TANJUNG REDEB – Dugaan suap yang melibatkan tiga hakim di Pengadilan Negeri (PN) Tanjung Redeb kembali menjadi sorotan publik. Kasus ini merupakan kali kedua dalam beberapa tahun terakhir yang menyeret nama oknum hakim di pengadilan kelas II tersebut.
Ketua PN Tanjung Redeb, John Paul Mangungsong, menyatakan bahwa pihak pelapor tidak pernah melayangkan laporan secara resmi ke institusinya. Menurutnya, laporan langsung disampaikan ke Badan Pengawas Mahkamah Agung (Bawas MA) dan Komisi Yudisial (KY).
“Tidak ada laporan yang masuk ke PN Tanjung Redeb. Kami hanya mendapatkan informasi bahwa pelapor menyampaikan bukti langsung ke Bawas MA dan KY,” kata John, Senin (13/1/2025).
John mengakui, hakim berinisial L merupakan Ketua Majelis dalam perkara nomor 18 yang sedang disidangkan. Sementara hakim berinisial M, yang juga disebut dalam laporan, saat ini tengah menjalani sanksi disiplin dan telah dipindahkan ke Pengadilan Tinggi.

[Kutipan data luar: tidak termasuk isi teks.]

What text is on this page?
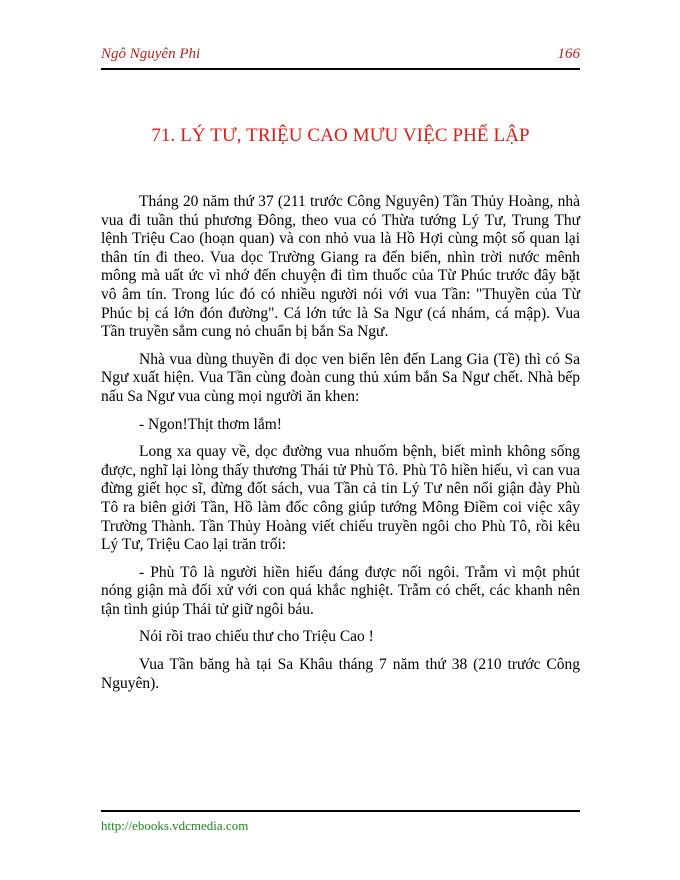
Ngô Nguyên Phi	166
71. LÝ TƯ, TRIỆU CAO MƯU VIỆC PHẾ LẬP

Tháng 20 năm thứ 37 (211 trước Công Nguyên) Tần Thủy Hoàng, nhà vua đi tuần thú phương Đông, theo vua có Thừa tướng Lý Tư, Trung Thư lệnh Triệu Cao (hoạn quan) và con nhỏ vua là Hồ Hợi cùng một số quan lại thân tín đi theo. Vua dọc Trường Giang ra đến biển, nhìn trời nước mênh mông mà uất ức vì nhớ đến chuyện đi tìm thuốc của Từ Phúc trước đây bặt vô âm tín. Trong lúc đó có nhiều người nói với vua Tần: "Thuyền của Từ Phúc bị cá lớn đón đường". Cá lớn tức là Sa Ngư (cá nhám, cá mập). Vua Tần truyền sắm cung nỏ chuẩn bị bắn Sa Ngư.

Nhà vua dùng thuyền đi dọc ven biển lên đến Lang Gia (Tề) thì có Sa Ngư xuất hiện. Vua Tần cùng đoàn cung thủ xúm bắn Sa Ngư chết. Nhà bếp nấu Sa Ngư vua cùng mọi người ăn khen:

- Ngon!Thịt thơm lắm!

Long xa quay về, dọc đường vua nhuốm bệnh, biết mình không sống được, nghĩ lại lòng thấy thương Thái tử Phù Tô. Phù Tô hiền hiếu, vì can vua đừng giết học sĩ, đừng đốt sách, vua Tần cả tin Lý Tư nên nổi giận đày Phù Tô ra biên giới Tần, Hồ làm đốc công giúp tướng Mông Điềm coi việc xây Trường Thành. Tần Thủy Hoàng viết chiếu truyền ngôi cho Phù Tô, rồi kêu Lý Tư, Triệu Cao lại trăn trối:

- Phù Tô là người hiền hiếu đáng được nối ngôi. Trẫm vì một phút nóng giận mà đối xử với con quá khắc nghiệt. Trẫm có chết, các khanh nên tận tình giúp Thái tử giữ ngôi báu.

Nói rồi trao chiếu thư cho Triệu Cao !

Vua Tần băng hà tại Sa Khâu tháng 7 năm thứ 38 (210 trước Công Nguyên).

http://ebooks.vdcmedia.com
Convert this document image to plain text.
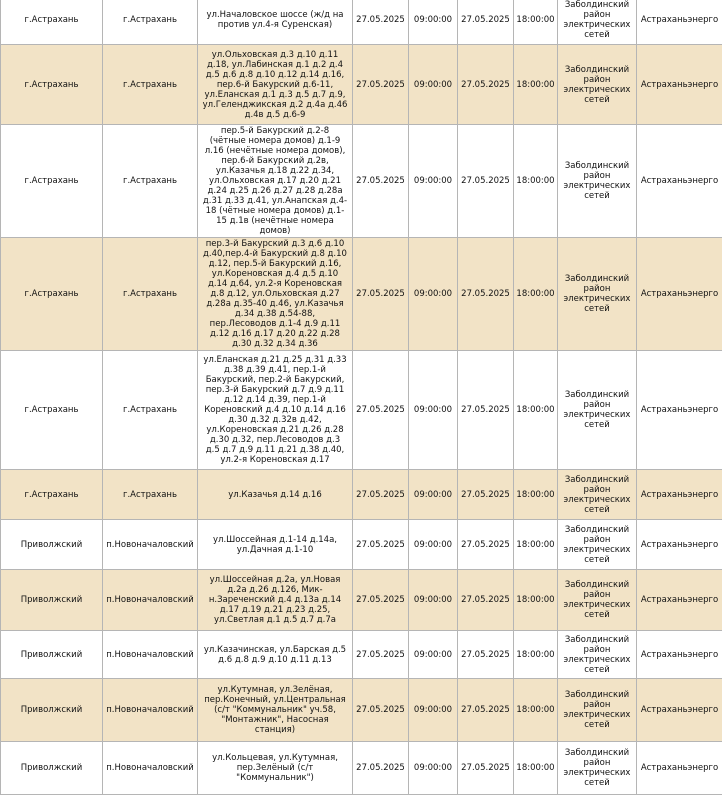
г.Астрахань	г.Астрахань	ул.Началовское шоссе (ж/д на против ул.4-я Суренская)	27.05.2025	09:00:00	27.05.2025	18:00:00	Заболдинский район электрических сетей	Астраханьэнерго
г.Астрахань	г.Астрахань	ул.Ольховская д.3 д.10 д.11 д.18, ул.Лабинская д.1 д.2 д.4 д.5 д.6 д.8 д.10 д.12 д.14 д.16, пер.6-й Бакурский д.6-11, ул.Еланская д.1 д.3 д.5 д.7 д.9, ул.Геленджикская д.2 д.4а д.46 д.4в д.5 д.6-9	27.05.2025	09:00:00	27.05.2025	18:00:00	Заболдинский район электрических сетей	Астраханьэнерго
г.Астрахань	г.Астрахань	пер.5-й Бакурский д.2-8 (чётные номера домов) д.1-9 л.16 (нечётные номера домов), пер.6-й Бакурский д.2в, ул.Казачья д.18 д.22 д.34, ул.Ольховская д.17 д.20 д.21 д.24 д.25 д.26 д.27 д.28 д.28а д.31 д.33 д.41, ул.Анапская д.4-18 (чётные номера домов) д.1-15 д.1в (нечётные номера домов)	27.05.2025	09:00:00	27.05.2025	18:00:00	Заболдинский район электрических сетей	Астраханьэнерго
г.Астрахань	г.Астрахань	пер.3-й Бакурский д.3 д.6 д.10 д.40,пер.4-й Бакурский д.8 д.10 д.12, пер.5-й Бакурский д.16, ул.Кореновская д.4 д.5 д.10 д.14 д.64, ул.2-я Кореновская д.8 д.12, ул.Ольховская д.27 д.28а д.35-40 д.46, ул.Казачья д.34 д.38 д.54-88, пер.Лесоводов д.1-4 д.9 д.11 д.12 д.16 д.17 д.20 д.22 д.28 д.30 д.32 д.34 д.36	27.05.2025	09:00:00	27.05.2025	18:00:00	Заболдинский район электрических сетей	Астраханьэнерго
г.Астрахань	г.Астрахань	ул.Еланская д.21 д.25 д.31 д.33 д.38 д.39 д.41, пер.1-й Бакурский, пер.2-й Бакурский, пер.3-й Бакурский д.7 д.9 д.11 д.12 д.14 д.39, пер.1-й Кореновский д.4 д.10 д.14 д.16 д.30 д.32 д.32в д.42, ул.Кореновская д.21 д.26 д.28 д.30 д.32, пер.Лесоводов д.3 д.5 д.7 д.9 д.11 д.21 д.38 д.40, ул.2-я Кореновская д.17	27.05.2025	09:00:00	27.05.2025	18:00:00	Заболдинский район электрических сетей	Астраханьэнерго
г.Астрахань	г.Астрахань	ул.Казачья д.14 д.16	27.05.2025	09:00:00	27.05.2025	18:00:00	Заболдинский район электрических сетей	Астраханьэнерго
Приволжский	п.Новоначаловский	ул.Шоссейная д.1-14 д.14а, ул.Дачная д.1-10	27.05.2025	09:00:00	27.05.2025	18:00:00	Заболдинский район электрических сетей	Астраханьэнерго
Приволжский	п.Новоначаловский	ул.Шоссейная д.2а, ул.Новая д.2а д.26 д.126, Мик-н.Зареченский д.4 д.13а д.14 д.17 д.19 д.21 д.23 д.25, ул.Светлая д.1 д.5 д.7 д.7а	27.05.2025	09:00:00	27.05.2025	18:00:00	Заболдинский район электрических сетей	Астраханьэнерго
Приволжский	п.Новоначаловский	ул.Казачинская, ул.Барская д.5 д.6 д.8 д.9 д.10 д.11 д.13	27.05.2025	09:00:00	27.05.2025	18:00:00	Заболдинский район электрических сетей	Астраханьэнерго
Приволжский	п.Новоначаловский	ул.Кутумная, ул.Зелёная, пер.Конечный, ул.Центральная (с/т "Коммунальник" уч.58, "Монтажник", Насосная станция)	27.05.2025	09:00:00	27.05.2025	18:00:00	Заболдинский район электрических сетей	Астраханьэнерго
Приволжский	п.Новоначаловский	ул.Кольцевая, ул.Кутумная, пер.Зелёный (с/т "Коммунальник")	27.05.2025	09:00:00	27.05.2025	18:00:00	Заболдинский район электрических сетей	Астраханьэнерго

“Memang benar M sebelumnya menangani perkara itu. Tapi sanksi terhadapnya baru turun pada September 2024,” ungkapnya.
John mengatakan, pihaknya telah melakukan klarifikasi internal kepada para hakim yang disebut dalam laporan, yakni L, M, dan seorang lagi berinisial R. Ketiganya membantah keras menerima suap yang diduga disalurkan melalui seseorang bernama Febrie Ramadan.

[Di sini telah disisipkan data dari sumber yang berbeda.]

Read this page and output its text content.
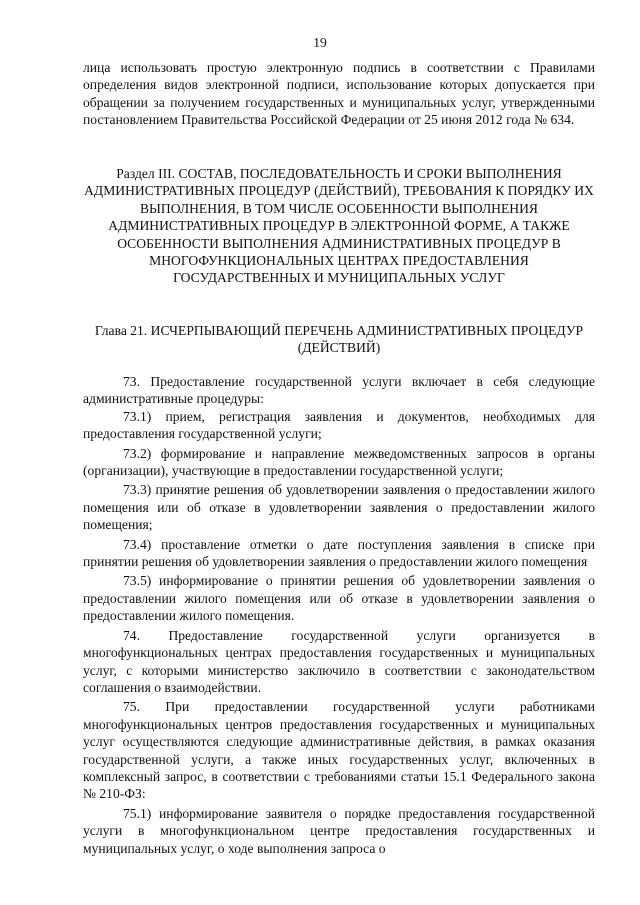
19

лица использовать простую электронную подпись в соответствии с Правилами определения видов электронной подписи, использование которых допускается при обращении за получением государственных и муниципальных услуг, утвержденными постановлением Правительства Российской Федерации от 25 июня 2012 года № 634.

Раздел III. СОСТАВ, ПОСЛЕДОВАТЕЛЬНОСТЬ И СРОКИ ВЫПОЛНЕНИЯ АДМИНИСТРАТИВНЫХ ПРОЦЕДУР (ДЕЙСТВИЙ), ТРЕБОВАНИЯ К ПОРЯДКУ ИХ ВЫПОЛНЕНИЯ, В ТОМ ЧИСЛЕ ОСОБЕННОСТИ ВЫПОЛНЕНИЯ АДМИНИСТРАТИВНЫХ ПРОЦЕДУР В ЭЛЕКТРОННОЙ ФОРМЕ, А ТАКЖЕ ОСОБЕННОСТИ ВЫПОЛНЕНИЯ АДМИНИСТРАТИВНЫХ ПРОЦЕДУР В МНОГОФУНКЦИОНАЛЬНЫХ ЦЕНТРАХ ПРЕДОСТАВЛЕНИЯ ГОСУДАРСТВЕННЫХ И МУНИЦИПАЛЬНЫХ УСЛУГ
Глава 21. ИСЧЕРПЫВАЮЩИЙ ПЕРЕЧЕНЬ АДМИНИСТРАТИВНЫХ ПРОЦЕДУР (ДЕЙСТВИЙ)

73. Предоставление государственной услуги включает в себя следующие административные процедуры:

73.1) прием, регистрация заявления и документов, необходимых для предоставления государственной услуги;

73.2) формирование и направление межведомственных запросов в органы (организации), участвующие в предоставлении государственной услуги;

73.3) принятие решения об удовлетворении заявления о предоставлении жилого помещения или об отказе в удовлетворении заявления о предоставлении жилого помещения;

73.4) проставление отметки о дате поступления заявления в списке при принятии решения об удовлетворении заявления о предоставлении жилого помещения

73.5) информирование о принятии решения об удовлетворении заявления о предоставлении жилого помещения или об отказе в удовлетворении заявления о предоставлении жилого помещения.

74. Предоставление государственной услуги организуется в многофункциональных центрах предоставления государственных и муниципальных услуг, с которыми министерство заключило в соответствии с законодательством соглашения о взаимодействии.

75. При предоставлении государственной услуги работниками многофункциональных центров предоставления государственных и муниципальных услуг осуществляются следующие административные действия, в рамках оказания государственной услуги, а также иных государственных услуг, включенных в комплексный запрос, в соответствии с требованиями статьи 15.1 Федерального закона № 210-ФЗ:

75.1) информирование заявителя о порядке предоставления государственной услуги в многофункциональном центре предоставления государственных и муниципальных услуг, о ходе выполнения запроса о
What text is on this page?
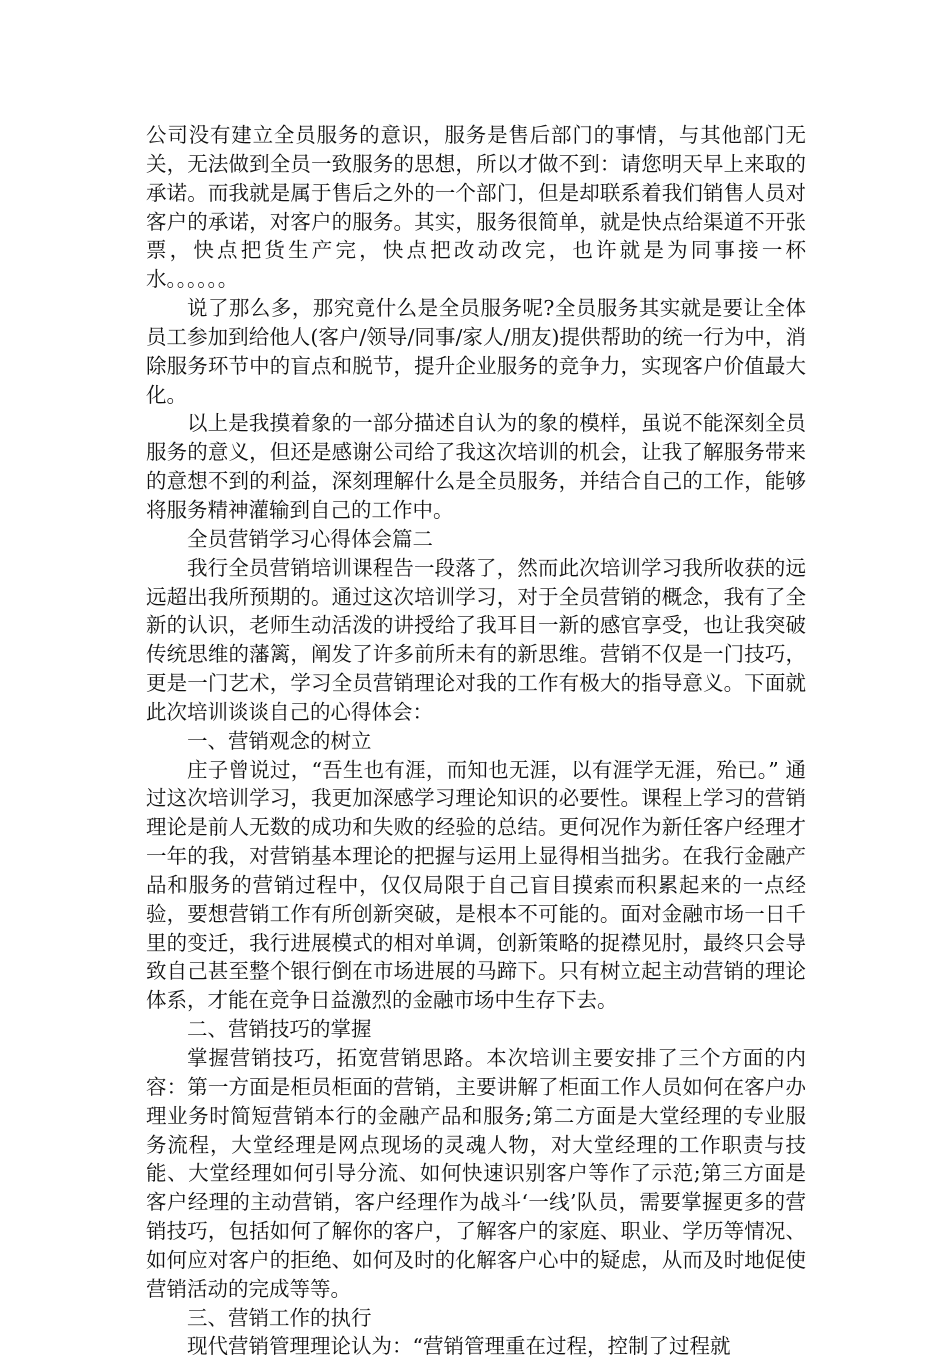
公司没有建立全员服务的意识，服务是售后部门的事情，与其他部门无关，无法做到全员一致服务的思想，所以才做不到：请您明天早上来取的承诺。而我就是属于售后之外的一个部门，但是却联系着我们销售人员对客户的承诺，对客户的服务。其实，服务很简单，就是快点给渠道不开张票，快点把货生产完，快点把改动改完，也许就是为同事接一杯水。。。。。。

说了那么多，那究竟什么是全员服务呢?全员服务其实就是要让全体员工参加到给他人(客户/领导/同事/家人/朋友)提供帮助的统一行为中，消除服务环节中的盲点和脱节，提升企业服务的竞争力，实现客户价值最大化。

以上是我摸着象的一部分描述自认为的象的模样，虽说不能深刻全员服务的意义，但还是感谢公司给了我这次培训的机会，让我了解服务带来的意想不到的利益，深刻理解什么是全员服务，并结合自己的工作，能够将服务精神灌输到自己的工作中。

全员营销学习心得体会篇二

我行全员营销培训课程告一段落了，然而此次培训学习我所收获的远远超出我所预期的。通过这次培训学习，对于全员营销的概念，我有了全新的认识，老师生动活泼的讲授给了我耳目一新的感官享受，也让我突破传统思维的藩篱，阐发了许多前所未有的新思维。营销不仅是一门技巧，更是一门艺术，学习全员营销理论对我的工作有极大的指导意义。下面就此次培训谈谈自己的心得体会：

一、营销观念的树立

庄子曾说过，“吾生也有涯，而知也无涯，以有涯学无涯，殆已。” 通过这次培训学习，我更加深感学习理论知识的必要性。课程上学习的营销理论是前人无数的成功和失败的经验的总结。更何况作为新任客户经理才一年的我，对营销基本理论的把握与运用上显得相当拙劣。在我行金融产品和服务的营销过程中，仅仅局限于自己盲目摸索而积累起来的一点经验，要想营销工作有所创新突破，是根本不可能的。面对金融市场一日千里的变迁，我行进展模式的相对单调，创新策略的捉襟见肘，最终只会导致自己甚至整个银行倒在市场进展的马蹄下。只有树立起主动营销的理论体系，才能在竞争日益激烈的金融市场中生存下去。

二、营销技巧的掌握

掌握营销技巧，拓宽营销思路。本次培训主要安排了三个方面的内容：第一方面是柜员柜面的营销，主要讲解了柜面工作人员如何在客户办理业务时简短营销本行的金融产品和服务;第二方面是大堂经理的专业服务流程，大堂经理是网点现场的灵魂人物，对大堂经理的工作职责与技能、大堂经理如何引导分流、如何快速识别客户等作了示范;第三方面是客户经理的主动营销，客户经理作为战斗‘一线’队员，需要掌握更多的营销技巧，包括如何了解你的客户，了解客户的家庭、职业、学历等情况、如何应对客户的拒绝、如何及时的化解客户心中的疑虑，从而及时地促使营销活动的完成等等。

三、营销工作的执行

现代营销管理理论认为：“营销管理重在过程，控制了过程就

“Nama Febrie yang disebut sebagai penerima tidak tercatat sebagai pegawai atau bagian dari PN Tanjung Redeb,” tegasnya.
Namun, pernyataan tersebut dibantah oleh kuasa hukum pelapor, Yulianto, yakni Syahrudin. Ia menyatakan bahwa Febrie adalah sosok yang sama seperti yang terlibat dalam kasus sebelumnya, yang juga berkaitan dengan hakim M.

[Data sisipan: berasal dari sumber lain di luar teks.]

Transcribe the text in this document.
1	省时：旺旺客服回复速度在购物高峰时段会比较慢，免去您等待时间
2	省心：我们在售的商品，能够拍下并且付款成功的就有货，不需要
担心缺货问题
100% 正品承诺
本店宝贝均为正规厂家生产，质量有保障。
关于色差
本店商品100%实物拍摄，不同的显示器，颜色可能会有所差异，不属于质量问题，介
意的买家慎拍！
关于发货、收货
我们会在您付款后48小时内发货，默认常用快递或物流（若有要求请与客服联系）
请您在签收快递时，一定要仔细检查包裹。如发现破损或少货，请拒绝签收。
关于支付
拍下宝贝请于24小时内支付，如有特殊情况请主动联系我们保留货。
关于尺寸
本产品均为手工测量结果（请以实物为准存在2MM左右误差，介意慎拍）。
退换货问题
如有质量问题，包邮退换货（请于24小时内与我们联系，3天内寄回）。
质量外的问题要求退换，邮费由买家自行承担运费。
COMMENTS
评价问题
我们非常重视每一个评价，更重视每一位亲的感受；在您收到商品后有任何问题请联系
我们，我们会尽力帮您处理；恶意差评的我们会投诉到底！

“Febrie adalah anak dari mantan panitera PN Tanjung Redeb dan memiliki kedekatan personal dengan hakim M,” ujar Syahrudin.
Ia menambahkan, dalam laporan yang telah disampaikan ke KY dan Bawas MA, terdapat bukti berupa kuitansi pembayaran senilai Rp500 juta serta pembelian dua unit ponsel mewah senilai Rp46 juta yang ditandatangani Febrie. Dalam kuitansi tersebut, Febrie disebut sebagai ‘asisten hakim’.
“Pengakuan bahwa Febrie adalah asisten hakim itu sendiri sudah menimbulkan dugaan tindak pidana umum, karena ia bukan bagian dari institusi resmi. Ini bisa dikategorikan pemalsuan jabatan dan dokumen,” terang Syahrudin.
Menurutnya, nilai awal suap yang diminta mencapai Rp2,5 miliar, namun setelah negosiasi disepakati menjadi Rp1,5 miliar.
Lebih jauh, Syahrudin menyebutkan bahwa saksi fakta yang tidak ia ungkap identitasnya menyatakan Febrie terlibat langsung dalam proses negosiasi, termasuk pertemuan yang berlangsung di rumah dinas hakim M maupun kediaman hakim L.
“Tidak mungkin tidak saling mengenal. Berdasarkan kesaksian kami, Febrie hadir dalam setiap proses negosiasi,” katanya.
Syahrudin mengatakan pihaknya siap jika Komisi Yudisial dan Bawas MA ingin memeriksa mereka, termasuk mengungkap identitas saksi fakta dan bukti pendukung lainnya.
“Kami siap memberikan keterangan jika diminta oleh KY maupun Bawas MA. Kami juga menunggu arahan dari klien kami untuk menempuh jalur pidana umum,” tandasnya.